Optimisme de la volonté

Il faut donner des perspectives au mouvement social, non pas par des négociations interminables et vaines avec les états-majors de la gauche institutionnelle mais en étant les acteurs déterminés d’un « front social de l’égalité et de la solidarité ». Par ailleurs, se cantonner à un discours antilibéral sans articuler ce discours avec la nécessité d’une alternative anticapitaliste serait un choix politique insuffisant et dangereux. Faire l’impasse sur la nature capitaliste du néo-libéralisme, c’est favoriser une fois de plus l’illusion réformiste alors que l’expérience historique de la gauche au pouvoir démontre son échec. Ainsi, proposer une nouvelle illusion, c’est prendre une grave responsabilité dans la mise sur pied d’une stratégie qui conduit à l’impuissance et laisse, de fait, l’espace politique de la « rupture » aux seuls fascistes. C’est pourquoi il faut nous démarquer clairement des tentatives d’une nouvelle union de la gauche qui, encore une fois, risque de désarmer le mouvement social en laissant aux fascistes l’espace de la « réaction offensive ».

Un peu à l’image du Front zapatiste mexicain, nous pensons qu’il est nécessaire de construire un front social mettant en relation les syndicats de lutte, les mouvements contre les exclusions, les intellectuels et les artistes solidaires des combats de notre époque, les associations engagées sur le terrain et les jeunes marginalisés, à condition que l’esprit de chapelle et les rumeurs infamantes cèdent la place à l’action collective concrète et aux débats d’idées ouverts. On a vu émerger ces dernières années, de nouvelles organisations, de nouveaux mouvements sociaux : Agir ensemble contre le chômage, les syndicats SUD, la CNT, des structures combatives comme le SNPIT dans les transports et le SNUI dans les impôts, la Confédération paysanne, les États généraux et régionaux du mouvement social, la Coordination des associations pour le droit à l’avortement et la contraception, le mouvement des sans-papiers, Ras l’Front, le Réseau No Pasaran et les réseaux de soutien à la lutte zapatiste… Bref une sorte de « gauche sociale » (même si le terme de « gauche » peut, dans l’après Mitterrand, en rebuter plus d’un) une gauche sociale encore floue et éparpillée mais distincte de la gauche institutionnelle en crise.

Bien sûr, les forces politiques qui ont des relais institutionnels rassurent généralement plus les gens en lutte.
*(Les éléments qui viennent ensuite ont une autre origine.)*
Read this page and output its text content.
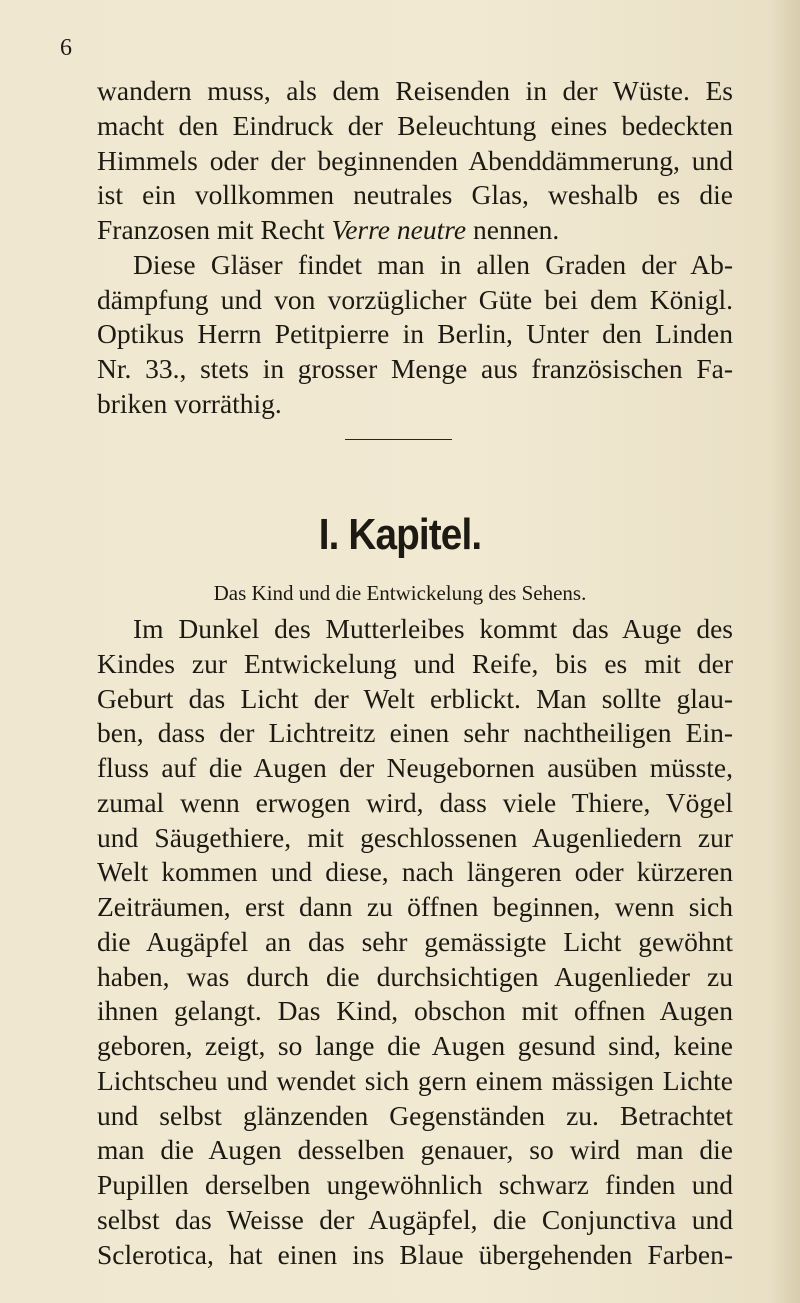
6
wandern muss, als dem Reisenden in der Wüste. Es
macht den Eindruck der Beleuchtung eines bedeckten
Himmels oder der beginnenden Abenddämmerung, und
ist ein vollkommen neutrales Glas, weshalb es die
Franzosen mit Recht Verre neutre nennen.
Diese Gläser findet man in allen Graden der Ab-
dämpfung und von vorzüglicher Güte bei dem Königl.
Optikus Herrn Petitpierre in Berlin, Unter den Linden
Nr. 33., stets in grosser Menge aus französischen Fa-
briken vorräthig.
I. Kapitel.
Das Kind und die Entwickelung des Sehens.
Im Dunkel des Mutterleibes kommt das Auge des
Kindes zur Entwickelung und Reife, bis es mit der
Geburt das Licht der Welt erblickt. Man sollte glau-
ben, dass der Lichtreitz einen sehr nachtheiligen Ein-
fluss auf die Augen der Neugebornen ausüben müsste,
zumal wenn erwogen wird, dass viele Thiere, Vögel
und Säugethiere, mit geschlossenen Augenliedern zur
Welt kommen und diese, nach längeren oder kürzeren
Zeiträumen, erst dann zu öffnen beginnen, wenn sich
die Augäpfel an das sehr gemässigte Licht gewöhnt
haben, was durch die durchsichtigen Augenlieder zu
ihnen gelangt. Das Kind, obschon mit offnen Augen
geboren, zeigt, so lange die Augen gesund sind, keine
Lichtscheu und wendet sich gern einem mässigen Lichte
und selbst glänzenden Gegenständen zu. Betrachtet
man die Augen desselben genauer, so wird man die
Pupillen derselben ungewöhnlich schwarz finden und
selbst das Weisse der Augäpfel, die Conjunctiva und
Sclerotica, hat einen ins Blaue übergehenden Farben-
Mais il existe cependant aujourd’hui un espace important pour un mouvement politico-social capable de contester la mainmise du FN sur la notion de rupture avec la société actuelle et ses valeurs, tout en remettant en cause les vieux équilibres au sein du mouvement ouvrier qui font du PS et du PC des forces souvent « larguées » dans les mobilisations mais encore hégémoniques sur le plan politique. Encore faut-il que de réseau, cette « gauche sociale » naissante, aux multiples facettes, prenne la forme d’un véritable front social en mesure de fédérer les luttes et les exigences politiques dont elles sont porteuses. Le fascisme s’organise. Le FN se développe aussi sur l’absence de perspectives du mouvement social. De même qu’en Italie et en Allemagne, fascisme et nazisme ont gagné sur la base des défaites du mouvement ouvrier. Le futur est donc lourd de menaces. Face à cela, il est inconcevable que nous restions spectateurs. Alors, Front national ou front social de l’égalité et de la solidarité ? La course de vitesse est engagée. Au pessimisme de l’intelligence doit succéder l’optimisme de la volonté.